Een voltijdse student die als zelfstandige werkt, of iemand die als zelfstandige werkt naast zijn stage in het kader van de ondernemersopleiding, mag maximum 240 uur presteren per kwartaal. Om te bepalen of een student-zelfstandige, die onder bovenstaande categorie valt, recht heeft op kinderbijslag, maakt uw kinderbijslagfonds volgend onderscheid:

  • Als het inkomen van de student-zelfstandige in 2017 lager ligt dan € 6.648,12, vermoedt het kinderbijslagfonds dat de 240 uren niet overschreden werden. Wanneer de kruispuntbank uw fonds daarover inlicht, wordt de kinderbijslag zonder onderbreking uitbetaald.

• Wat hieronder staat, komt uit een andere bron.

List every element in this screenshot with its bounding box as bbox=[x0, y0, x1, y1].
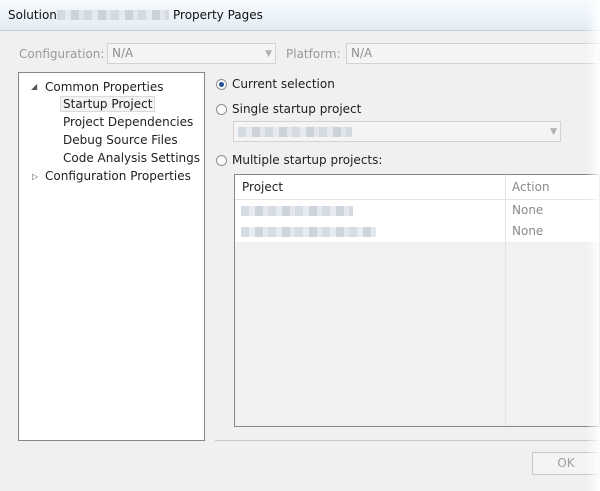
startup-projects-grid[interactable]: Project Action None None bbox=[234, 174, 600, 427]
tree-item-configuration-properties[interactable]: Configuration Properties bbox=[45, 169, 191, 183]
configuration-value: N/A bbox=[112, 46, 134, 60]
chevron-down-icon: ▼ bbox=[550, 127, 557, 137]
grid-header: Project Action bbox=[235, 175, 599, 200]
tree-item-startup-project[interactable]: Startup Project bbox=[60, 96, 156, 112]
single-startup-radio[interactable] bbox=[216, 104, 227, 115]
title-bar: Solution Property Pages bbox=[0, 0, 600, 31]
chevron-down-icon: ▼ bbox=[265, 49, 272, 59]
property-tree[interactable]: ◢ Common Properties Startup Project Proj… bbox=[18, 72, 205, 441]
table-row[interactable]: None bbox=[235, 221, 599, 243]
multiple-startup-radio[interactable] bbox=[216, 155, 227, 166]
platform-label: Platform: bbox=[286, 47, 341, 61]
redacted-project-name bbox=[238, 127, 352, 137]
single-startup-dropdown[interactable]: ▼ bbox=[233, 121, 561, 142]
tree-item-common-properties[interactable]: Common Properties bbox=[45, 80, 164, 94]
current-selection-radio[interactable] bbox=[216, 79, 227, 90]
current-selection-label[interactable]: Current selection bbox=[232, 77, 335, 91]
action-cell[interactable]: None bbox=[512, 203, 543, 217]
redacted-project-name bbox=[241, 206, 353, 216]
configuration-dropdown[interactable]: N/A ▼ bbox=[107, 43, 276, 64]
window-title-prefix: Solution bbox=[8, 8, 57, 22]
table-row[interactable]: None bbox=[235, 200, 599, 222]
configuration-label: Configuration: bbox=[19, 47, 105, 61]
window-title-suffix: Property Pages bbox=[173, 8, 263, 22]
platform-dropdown[interactable]: N/A bbox=[346, 43, 600, 64]
redacted-project-name bbox=[241, 227, 376, 237]
multiple-startup-label[interactable]: Multiple startup projects: bbox=[232, 153, 382, 167]
action-cell[interactable]: None bbox=[512, 224, 543, 238]
tree-item-code-analysis-settings[interactable]: Code Analysis Settings bbox=[63, 151, 200, 165]
column-header-project[interactable]: Project bbox=[242, 180, 283, 194]
tree-item-project-dependencies[interactable]: Project Dependencies bbox=[63, 115, 193, 129]
window-edge-fade bbox=[586, 0, 600, 491]
column-header-action[interactable]: Action bbox=[512, 180, 550, 194]
bottom-divider bbox=[215, 440, 600, 441]
platform-value: N/A bbox=[351, 46, 373, 60]
collapse-triangle-icon[interactable]: ◢ bbox=[31, 82, 37, 91]
expand-triangle-icon[interactable]: ▷ bbox=[32, 172, 38, 181]
single-startup-label[interactable]: Single startup project bbox=[232, 102, 361, 116]
tree-item-debug-source-files[interactable]: Debug Source Files bbox=[63, 133, 178, 147]
column-divider bbox=[505, 175, 506, 426]
redacted-solution-name bbox=[57, 10, 169, 20]
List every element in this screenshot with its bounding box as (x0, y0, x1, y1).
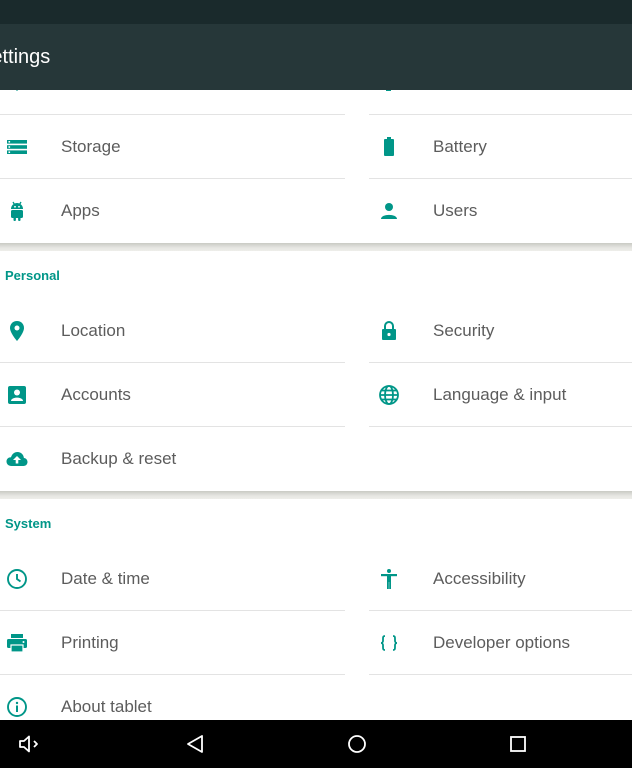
settings-item-location[interactable]: Location (0, 299, 316, 363)
volume-icon[interactable] (18, 732, 42, 756)
person-icon (377, 199, 401, 223)
settings-item-battery[interactable]: Battery (316, 115, 632, 179)
settings-item-language-input[interactable]: Language & input (316, 363, 632, 427)
settings-item-developer-options[interactable]: Developer options (316, 611, 632, 675)
globe-icon (377, 383, 401, 407)
section-title-system: System (5, 516, 52, 531)
settings-item-label: About tablet (61, 697, 152, 716)
settings-item-apps[interactable]: Apps (0, 179, 316, 243)
settings-item-label: Security (433, 321, 495, 340)
divider (369, 674, 632, 675)
status-bar (0, 0, 632, 24)
settings-item-security[interactable]: Security (316, 299, 632, 363)
lock-icon (377, 319, 401, 343)
home-icon[interactable] (345, 732, 369, 756)
accessibility-icon (377, 567, 401, 591)
settings-item-about-tablet[interactable]: About tablet (0, 675, 316, 720)
settings-item-label: Storage (61, 137, 121, 156)
settings-item-label: Users (433, 201, 478, 220)
personal-section: Personal Location Security Accounts Lang… (0, 251, 632, 491)
code-braces-icon (377, 631, 401, 655)
settings-item-label: Developer options (433, 633, 571, 652)
device-section: Storage Battery Apps Users (0, 90, 632, 243)
settings-item-accessibility[interactable]: Accessibility (316, 547, 632, 611)
settings-item-label: Accessibility (433, 569, 526, 588)
section-separator (0, 243, 632, 251)
settings-item-date-time[interactable]: Date & time (0, 547, 316, 611)
back-icon[interactable] (183, 732, 207, 756)
settings-item-storage[interactable]: Storage (0, 115, 316, 179)
clock-icon (5, 567, 29, 591)
page-title: Settings (0, 46, 51, 68)
display-icon[interactable] (5, 90, 29, 102)
recents-icon[interactable] (506, 732, 530, 756)
divider (369, 426, 632, 427)
settings-item-label: Battery (433, 137, 487, 156)
sound-icon[interactable] (377, 90, 401, 102)
account-box-icon (5, 383, 29, 407)
settings-item-label: Date & time (61, 569, 150, 588)
settings-item-label: Backup & reset (61, 449, 177, 468)
printer-icon (5, 631, 29, 655)
location-pin-icon (5, 319, 29, 343)
settings-item-label: Accounts (61, 385, 131, 404)
settings-item-label: Apps (61, 201, 100, 220)
settings-item-users[interactable]: Users (316, 179, 632, 243)
settings-item-label: Printing (61, 633, 119, 652)
storage-icon (5, 135, 29, 159)
android-icon (5, 199, 29, 223)
settings-item-accounts[interactable]: Accounts (0, 363, 316, 427)
battery-icon (377, 135, 401, 159)
system-section: System Date & time Accessibility Printin… (0, 499, 632, 720)
settings-item-label: Location (61, 321, 126, 340)
section-separator (0, 491, 632, 499)
app-bar: Settings (0, 24, 632, 90)
settings-item-label: Language & input (433, 385, 567, 404)
info-icon (5, 695, 29, 719)
section-title-personal: Personal (5, 268, 60, 283)
navigation-bar (0, 720, 632, 768)
settings-item-backup-reset[interactable]: Backup & reset (0, 427, 316, 491)
cloud-upload-icon (5, 447, 29, 471)
settings-item-printing[interactable]: Printing (0, 611, 316, 675)
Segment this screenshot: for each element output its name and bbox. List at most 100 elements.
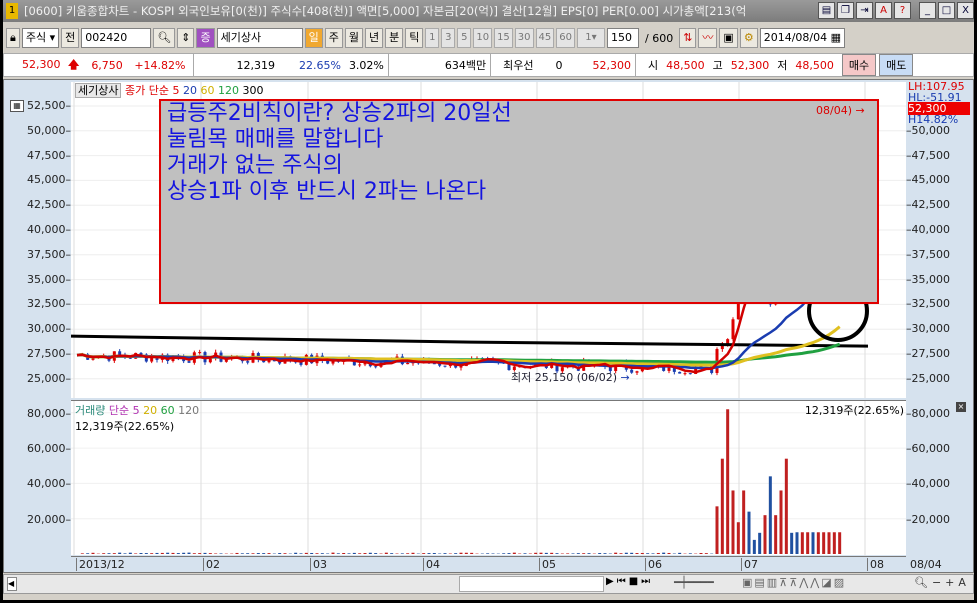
volume-bar (267, 553, 271, 554)
axis-tick: –30,000 (906, 322, 950, 336)
buy-button[interactable]: 매수 (841, 54, 877, 76)
window-title: [0600] 키움종합차트 - KOSPI 외국인보유[0(천)] 주식수[40… (24, 4, 747, 18)
volume-bar (566, 553, 570, 554)
ma300-line (71, 334, 869, 348)
lock-icon[interactable]: 🔒︎ (6, 28, 20, 48)
price-pane[interactable]: 세기상사 종가 단순 5 20 60 120 300 급등주2비칙이란? 상승2… (71, 82, 906, 398)
legend-vma60: 60 (160, 404, 175, 417)
tab-month[interactable]: 월 (344, 28, 363, 48)
tab-week[interactable]: 주 (324, 28, 343, 48)
candle (208, 358, 212, 364)
zoom-tools[interactable]: 🔍︎−+A (914, 576, 970, 589)
volume-bar (678, 552, 682, 554)
volume-bar (192, 553, 196, 554)
annotation-line: 거래가 없는 주식의 (167, 153, 343, 178)
maximize-button[interactable]: □ (938, 2, 955, 19)
volume-bar (166, 552, 170, 554)
volume-bar (491, 553, 495, 554)
toolbar: 🔒︎ 주식 ▾ 전 002420 🔍︎ ⇕ 증 세기상사 일 주 월 년 분 틱… (3, 26, 974, 50)
x-axis: 2013/12 02 03 04 05 06 07 08 (71, 556, 906, 573)
line-chart-icon[interactable]: 〰 (698, 28, 718, 48)
x-tick: 07 (741, 558, 758, 571)
volume-bar (422, 553, 426, 554)
stock-name: 세기상사 (216, 28, 303, 48)
volume-pane[interactable]: 거래량 단순 5 20 60 120 12,319주(22.65%) 12,31… (71, 400, 906, 556)
tab-year[interactable]: 년 (364, 28, 384, 48)
scroll-thumb[interactable] (459, 576, 604, 592)
drawing-tools[interactable]: ▣▤▥⊼⊼⋀⋀◪▨ (742, 576, 846, 589)
volume-bar (219, 553, 223, 554)
playback-controls[interactable]: ▶⏮■⏭ (606, 576, 653, 587)
minute-60[interactable]: 60 (556, 28, 575, 48)
price-axis-left: ▦ 52,500– 50,000– 47,500– 45,000– 42,500– 40,… (4, 80, 71, 398)
volume-current-right: 12,319주(22.65%) (804, 404, 904, 417)
minute-30[interactable]: 30 (514, 28, 534, 48)
volume-bar (742, 490, 746, 554)
volume-bar (304, 552, 308, 554)
minute-3[interactable]: 3 (441, 28, 456, 48)
minute-5[interactable]: 5 (457, 28, 472, 48)
legend-ma60: 60 (200, 84, 215, 97)
volume-bar (587, 553, 591, 554)
tab-day[interactable]: 일 (304, 28, 323, 48)
candle-icon[interactable]: ⇅ (679, 28, 697, 48)
volume-bar (827, 532, 831, 554)
legend-type: 단순 (108, 404, 130, 417)
scroll-left-button[interactable]: ◀ (7, 577, 17, 591)
count-input[interactable]: 150 (607, 28, 639, 48)
axis-tick: 60,000– (27, 442, 71, 456)
minute-10[interactable]: 10 (473, 28, 493, 48)
legend-vma120: 120 (178, 404, 200, 417)
font-icon[interactable]: A (875, 2, 892, 19)
minimize-button[interactable]: _ (919, 2, 936, 19)
help-icon[interactable]: ? (894, 2, 911, 19)
minute-45[interactable]: 45 (535, 28, 555, 48)
minute-1[interactable]: 1 (425, 28, 440, 48)
volume-bar (811, 532, 815, 554)
minute-15[interactable]: 15 (494, 28, 513, 48)
annotation-box[interactable]: 급등주2비칙이란? 상승2파의 20일선 눌림목 매매를 말합니다 거래가 없는… (159, 99, 879, 304)
candle (139, 352, 143, 355)
volume-bar (107, 553, 111, 554)
x-tick: 03 (310, 558, 327, 571)
volume-bar (246, 553, 250, 554)
price: 52,300 🡅 (22, 57, 80, 71)
sell-button[interactable]: 매도 (879, 54, 914, 76)
axis-tick: –40,000 (906, 223, 950, 236)
zoom-slider[interactable]: ━┿━━━━ (674, 576, 714, 589)
tab-tick[interactable]: 틱 (405, 28, 424, 48)
table-icon[interactable]: ▦ (10, 100, 24, 112)
code-input[interactable]: 002420 (81, 28, 152, 48)
save-icon[interactable]: ▣ (719, 28, 738, 48)
volume-bar (283, 553, 287, 554)
volume-bar (779, 490, 783, 554)
volume-bar (576, 553, 580, 554)
axis-tick: 37,500– (27, 247, 71, 261)
search-icon[interactable]: 🔍︎ (153, 28, 176, 48)
tab-minute[interactable]: 분 (385, 28, 404, 48)
close-button[interactable]: X (957, 2, 974, 19)
minute-select[interactable]: 1▾ (577, 28, 605, 48)
market-select[interactable]: 주식 ▾ (21, 28, 60, 48)
axis-tick: 50,000– (27, 123, 71, 137)
close-pane-icon[interactable]: × (956, 402, 966, 412)
volume-bar (630, 552, 634, 554)
gear-icon[interactable]: ⚙ (739, 28, 758, 48)
axis-tick: 30,000– (27, 322, 71, 336)
volume-bar (768, 476, 772, 554)
volume-bar (187, 552, 191, 554)
prev-button[interactable]: 전 (61, 28, 80, 48)
layout-icon[interactable]: ▤ (818, 2, 835, 19)
date-input[interactable]: 2014/08/04 ▦ (759, 28, 845, 48)
candle (443, 365, 447, 368)
candle (635, 370, 639, 376)
copy-icon[interactable]: ❐ (837, 2, 854, 19)
pin-icon[interactable]: ⇥ (856, 2, 873, 19)
legend-type: 종가 단순 (124, 84, 169, 97)
volume-bar (784, 458, 788, 554)
volume-bar (555, 553, 559, 554)
spin-button[interactable]: ⇕ (177, 28, 195, 48)
volume-current-left: 12,319주(22.65%) (75, 420, 175, 433)
high: 52,300 (730, 58, 770, 72)
scrollbar[interactable]: ◀ ▶⏮■⏭ ━┿━━━━ ▣▤▥⊼⊼⋀⋀◪▨ 🔍︎−+A (3, 574, 974, 594)
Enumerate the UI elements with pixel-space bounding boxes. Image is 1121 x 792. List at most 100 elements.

  • Als het inkomen van de student-zelfstandige in 2017 hoger ligt dan € 6.648,12, zal het kinderbijslagfonds de betalingen opschorten en moet de student een verklaring op eer afleggen over het aantal uren die hij per kwartaal werkte. Als blijkt dat de student toch niet meer dan 240 uren per kwartaal heeft gewerkt, blijft hij het recht op kinderbijslag behouden. Werkte de student toch meer dan 240 uur per kwartaal, verliest hij zijn recht op kinderbijslag.

Inkomensnorm

Als de student-zelfstandige deeltijds onderwijs volgt of een werkzoekende schoolverlater is, geldt de inkomensnorm. Dat wil zeggen dat zijn of haar brutoloon, sociale uitkering, of een combinatie van beide niet hoger mag liggen dan € 530,49 per maand. Dat geldt ook als de student een stage volgt in het kader van een ondernemersopleiding of een overeenkomst heeft binnen een alternerende opleiding. In al deze gevallen vraagt uw kinderbijslagfonds sowieso een verklaring op eer over het inkomen.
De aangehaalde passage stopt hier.